7.5. INTERN EMANCIPATIEBELEID

Begin 1991 is bij BiZa het plan Positieve Actie voor Vrouwen 1991-1995 voor het ministerie vastgesteld per directoraat-generaal. Het percentage vrouwen binnen het departement is opgelopen van 40,3% eind 1990 tot 41,3% eind 1991. Voor schaal 10 en hoger zijn deze percentages 20,2% en 22,1%. Daarmee voldoet BiZa aan de richtlijnen voor de groei-inspanning van 1%-punt per jaar voor het totaal aantal vrouwen en 1,5%-punt per jaar voor vrouwen in de functies vanaf schaal 10.

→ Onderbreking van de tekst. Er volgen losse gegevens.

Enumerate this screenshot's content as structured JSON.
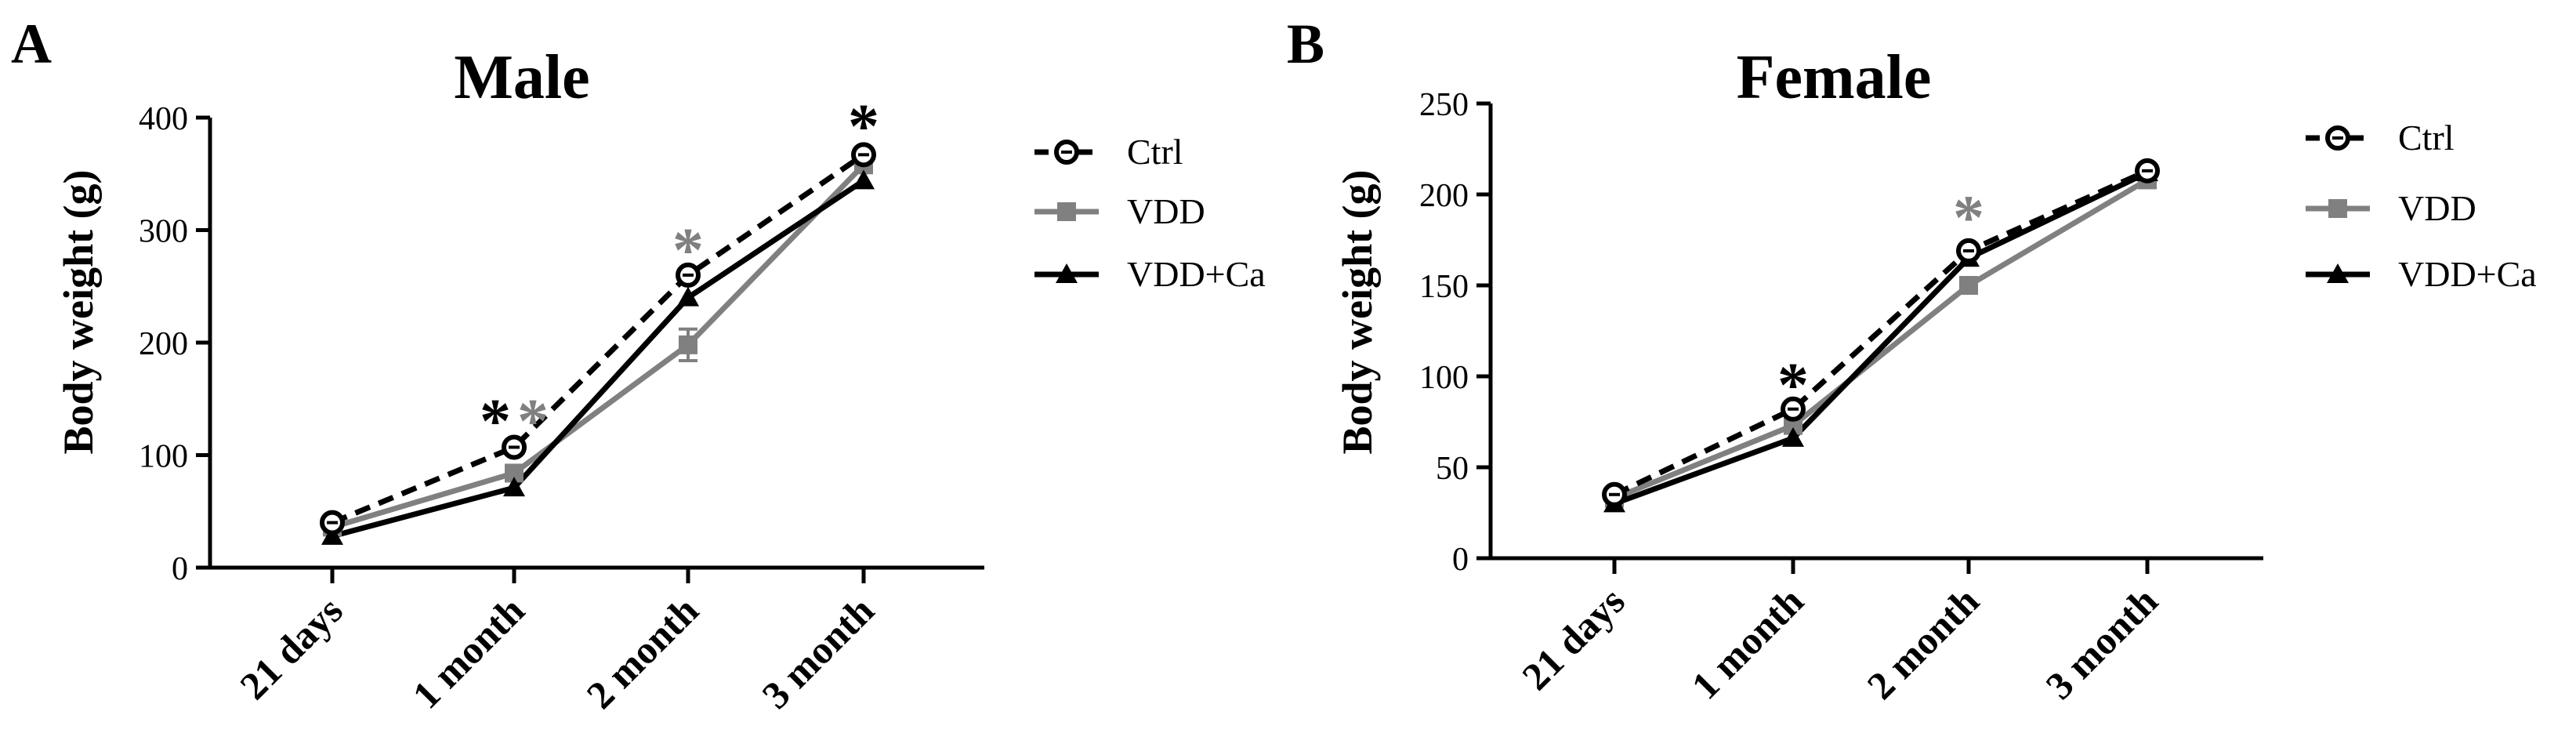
{
  "chart_data": [
    {
      "panel_label": "A",
      "type": "line",
      "title": "Male",
      "ylabel": "Body weight (g)",
      "xlabel": "",
      "categories": [
        "21 days",
        "1 month",
        "2 month",
        "3 month"
      ],
      "ylim": [
        0,
        400
      ],
      "yticks": [
        0,
        100,
        200,
        300,
        400
      ],
      "legend": "right",
      "series": [
        {
          "name": "Ctrl",
          "values": [
            40,
            107,
            260,
            367
          ],
          "style": "dashed",
          "marker": "circle",
          "color": "#000000"
        },
        {
          "name": "VDD",
          "values": [
            36,
            84,
            198,
            358
          ],
          "errors": [
            0,
            0,
            14,
            0
          ],
          "style": "solid",
          "marker": "square",
          "color": "#808080"
        },
        {
          "name": "VDD+Ca",
          "values": [
            28,
            71,
            240,
            344
          ],
          "style": "solid",
          "marker": "triangle",
          "color": "#000000"
        }
      ],
      "annotations": [
        {
          "text": "*",
          "x": "1 month",
          "y": 138,
          "color": "#000000",
          "offset": -1
        },
        {
          "text": "*",
          "x": "1 month",
          "y": 138,
          "color": "#808080",
          "offset": 1
        },
        {
          "text": "*",
          "x": "2 month",
          "y": 290,
          "color": "#808080",
          "offset": 0
        },
        {
          "text": "*",
          "x": "3 month",
          "y": 400,
          "color": "#000000",
          "offset": 0
        }
      ]
    },
    {
      "panel_label": "B",
      "type": "line",
      "title": "Female",
      "ylabel": "Body weight (g)",
      "xlabel": "",
      "categories": [
        "21 days",
        "1 month",
        "2 month",
        "3 month"
      ],
      "ylim": [
        0,
        250
      ],
      "yticks": [
        0,
        50,
        100,
        150,
        200,
        250
      ],
      "legend": "right",
      "series": [
        {
          "name": "Ctrl",
          "values": [
            35,
            82,
            169,
            213
          ],
          "style": "dashed",
          "marker": "circle",
          "color": "#000000"
        },
        {
          "name": "VDD",
          "values": [
            33,
            73,
            150,
            208
          ],
          "style": "solid",
          "marker": "square",
          "color": "#808080"
        },
        {
          "name": "VDD+Ca",
          "values": [
            30,
            66,
            165,
            212
          ],
          "style": "solid",
          "marker": "triangle",
          "color": "#000000"
        }
      ],
      "annotations": [
        {
          "text": "*",
          "x": "1 month",
          "y": 100,
          "color": "#000000",
          "offset": 0
        },
        {
          "text": "*",
          "x": "2 month",
          "y": 192,
          "color": "#808080",
          "offset": 0
        }
      ]
    }
  ]
}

Omdat het ministerie ruim 40% vrouwen telt, is het accent voor de komende jaren gelegd bij de doorstroming van vrouwen naar hogere functies, alsmede het behoud van vrouwen in deze functies. Ook herintreding wordt aangemoedigd. Het onderwerp "Positieve actie voor Vrouwen" is onderdeel van de BiZa-opleidingen. Naast het reeds ingevoerde Management-Developmentprogramma, is sinds 1992 ook het Ontwikkelingsprogramma voor de medewerk(st)ers in de schalen 1 t/m 10 van kracht. Met name vrouwen zullen worden aangemoedigd hun loopbaan vorm te geven en te plannen.

7.6. ORGANISATIE VAN HET EMANCIPATIEBELEID

Wat betreft het interne personeelsbeleid zijn in het kader van het ingevoerde zelfbeheer in de jaarcontracten per dienstonderdeel streefpercentages opgenomen voor het aantal vrouwen. De diensthoofden rapporteren jaarlijks over de m/v-verhouding binnen hun onderdeel en over verrichte positieve actie-activiteiten. De resultaten worden door de Bestuursraad, waarin alle Directeuren-Generaal zitting hebben, getoetst.

Wat betreft het externe emancipatiebeleid is in het najaar van 1992 de Coördinatiecommissie Extern Emancipatiebeleid ingesteld. Deze commissie is samengesteld uit deskundigen op alle terreinen van BiZa en is voorportaal voor de ICE. Daarnaast is de commissie verantwoordelijk voor de uitvoering van het Emancipatiebeleidsplan van BiZa. De commissie rapporteert tweemaal per jaar aan de plaatsvervangend Secretaris-Generaal.